Nicole Helget: The Turtle Catcher

September 15, 2010 by  
Filed under Fiction, WritersCast

978-0547248004 – Mariner Books – paperback – $13.95 (also available as an e-book)

I found this book, written by an author I had never heard of before, by doing something very old fashioned: browsing in a bookstore.  There are many forms of discovery, but finding a book you want to read in a store is still a great pleasure.  And when you take it home and start reading it, and find out you made a lucky choice to read an exceptionally fine novel, that is a true and deeply rewarding experience.

I was surprised to learn that The Turtle Catcher is Nicole Helget’s first novel – she doesn’t write like a first novelist at all.  The opening of this novel is absolutely perfect, and is beautifully written, setting the tone for a complicated, very often painful, but also engrossing story.  Helget’s novel is mystical and magical, but these moments of “magical realism” where she enters another plane counterpoint brilliantly with the almost plainspoken story she has to tell about immigrant families in a German-American community in rural Minnesota in the early 20th century.  The book is set in the now little discussed period just before, during and after World War I, a time that was very complicated for communities of recently arrived immigrants from the old country, with Germany now the enemy of their new homeland.  The tensions within the town provide a taut backdrop for Helget’s for the focus of her story.

The author weaves together the lives of two families living on adjoining farms in the small town of New Germany, Minnesota.  Liesel Richter and Lester Sutter are at the core of the book, along with their fathers and deeply suffering mothers, and what happens to Lester, told brilliantly and painfully in the opening scene of the book is the capstone to a long, rich story of families and communities, hidden wounds and deep suffering transformed into a kind of stoic transcendence Helget’s characters embrace, almost because it is all they are capable of doing in the face of such pain.
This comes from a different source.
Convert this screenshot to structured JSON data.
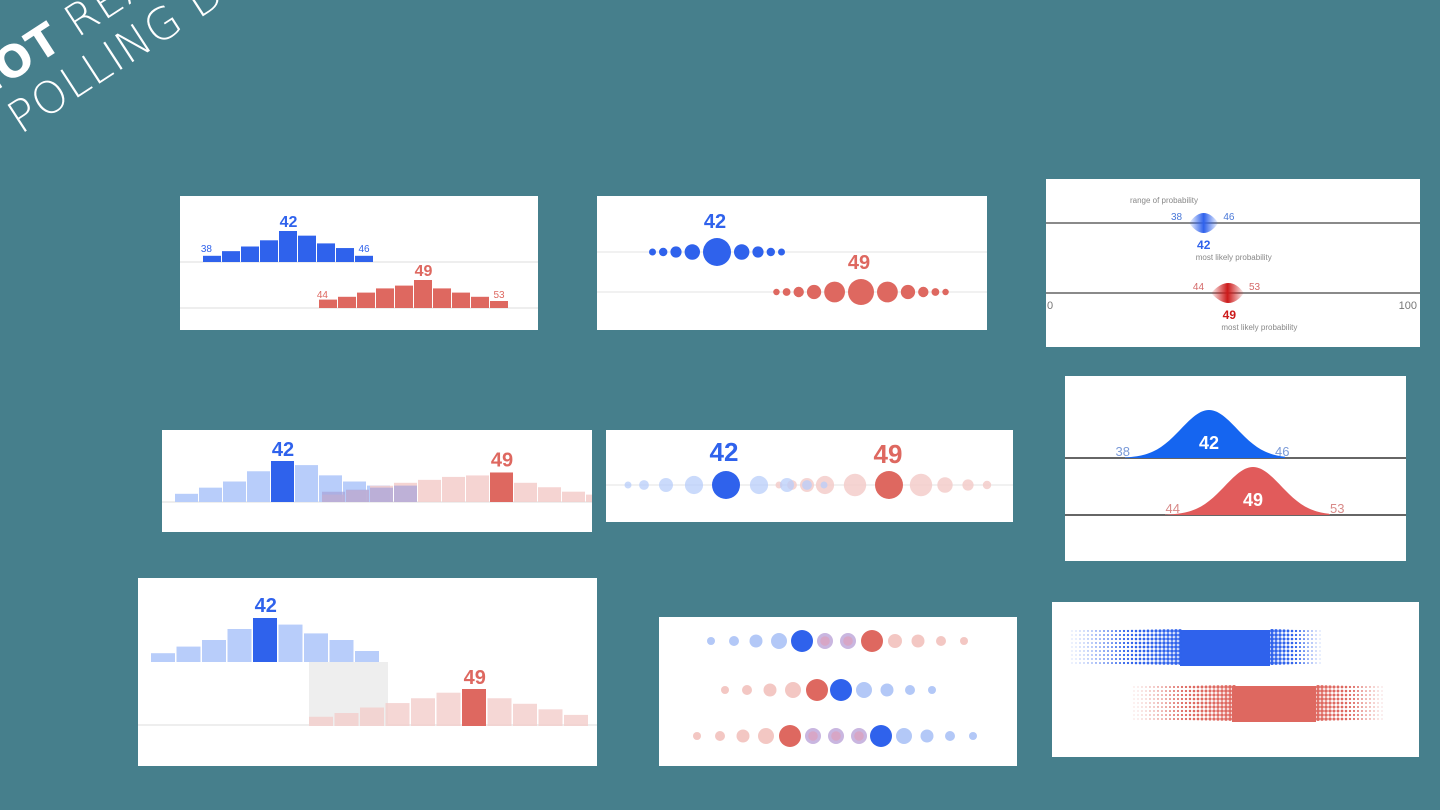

In The Turtle Catcher, Nicole Helget has created a multi-layered family story whose characters inhabit (and illustrate for readers) a specific place and time, but as with all great novels, through their story, they are transformed into something deeply moving and powerful.  I really loved this novel, and will read it again, I am sure.

I wanted to talk to Nicole about the emotional content of the book, how she came to create this novel (it started with a short story), and discuss some of the complexities of her really wonderfully drawn characters.  I think we succeeded in exploring this writer’s work in a really interesting conversation I hope will encourage readers to seek this novel out and read it for themselves.  I do think Nicole Helget is a terrific writer, someone whose work I am deeply gratified to have discovered.